Equity release options

This can start once you have built a sufficient capital base and want to release some of your profits for lifestyle options.

Option 1: Debt reduction; to decrease interest costs and increase cash flow

  • Sell lower performing properties and use the profits to reduce debt on balance of portfolio.

  • Use profits from business to reduce debt, thus increasing cash flow.

Option 2: Add value
-
Renovate existing properties, increasing value and lifting the rental returns and yields, which provides greater cash flow.

Option 3: Develop
- Start to develop the “land banking” opportunities held within the portfolio, increasing cash flow and/or creating lump sums of cash which be used to reduce debt and/or to support lifestyle.

Option 4: Sell and use profits for lifestyle
- Select a property to sell and use the profits to fund lifestyle, leaving the remaining portfolio to grow and continue to produce cash flow.
- Repeat as funds run out and the market conditions support selling.

Option 5: Equity release
-
Borrow against the increased equity in the portfolio, using these funds to cover lifestyle expenses and the interest on that debt (subject to banks lending criteria).
- Note: the growth rate on the portfolio will need to be in excess of the interest payable and drawn down capital, so that the net equity is increasing each year, hence why the shift of focus to capital growth type property’s needs to take place as early as possible in the overall strategy.

Next Steps

  1. Get professional advice on your asset and tax structure to ensure it supports your goals.

  2. Decide on your portfolio game plan and annual acquisition targets.

  3. Meet with your financier and work out your funding plan based on your acquisition targets.

  4. Meet with The Property Factory and share your acquisition plans, so we can align our service with your requirements.

  5. Celebrate - aim to reward yourself each year.
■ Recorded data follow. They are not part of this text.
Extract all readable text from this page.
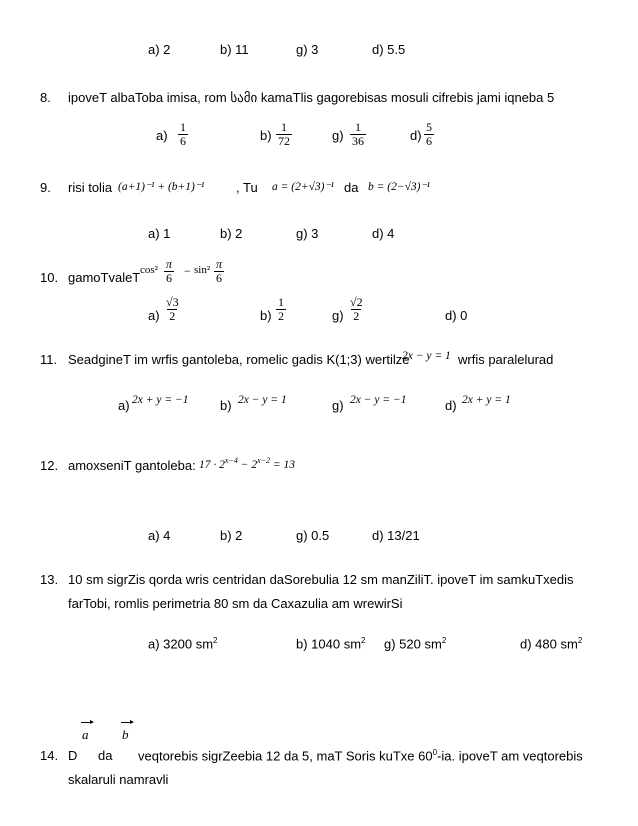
a) 2	b) 11	g) 3	d) 5.5
8. ipoveT albaToba imisa, rom სამი kamaTlis gagorebisas mosuli cifrebis jami iqneba 5
$a) \frac{1}{6}$	$b) \frac{1}{72}$	$g) \frac{1}{36}$	$d) \frac{5}{6}$
9. risi tolia (a+1)⁻¹ + (b+1)⁻¹ , Tu a = (2+√3)⁻¹ da b = (2−√3)⁻¹
a) 1	b) 2	g) 3	d) 4
10. gamoTvaleT $\cos^2 \frac{\pi}{6} - \sin^2 \frac{\pi}{6}$
$a) \frac{√3}{2}$	$b) \frac{1}{2}$	$g) \frac{√2}{2}$	d) 0
11. SeadgineT im wrfis gantoleba, romelic gadis K(1;3) wertilze
2x − y = 1 wrfis paralelurad
a) 2x + y = −1 b) 2x − y = 1	g) 2x − y = −1	d) 2x + y = 1
12. amoxseniT gantoleba: $17 \cdot 2^{x-4} - 2^{x-2} = 13$
a) 4	b) 2	g) 0.5	d) 13/21
13. 10 sm sigrZis qorda wris centridan daSorebulia 12 sm manZiliT. ipoveT im samkuTxedis
farTobi, romlis perimetria 80 sm da Caxazulia am wrewirSi
a) 3200 $sm^2$	b) 1040 $sm^2$ g) 520 $sm^2$	d) 480 $sm^2$
a	b
14. D da veqtorebis sigrZeebia 12 da 5, maT Soris kuTxe $60^0-ia$. ipoveT am veqtorebis
skalaruli namravli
Don’t wait until you retire to start enjoying some of the benefits.


Disclaimer

The information provided in this property acquisitions strategy options document is general in nature only and does not constitute personal financial advice. The information has been prepared without taking into account your personal objectives, full financial situation or needs. Before acting on any information in this document, you should consider the appropriateness of the information having regard to your objectives, financial situation and needs. Before making any decision, it is important for you to consider these matters and to seek appropriate legal, tax, and other professional advice.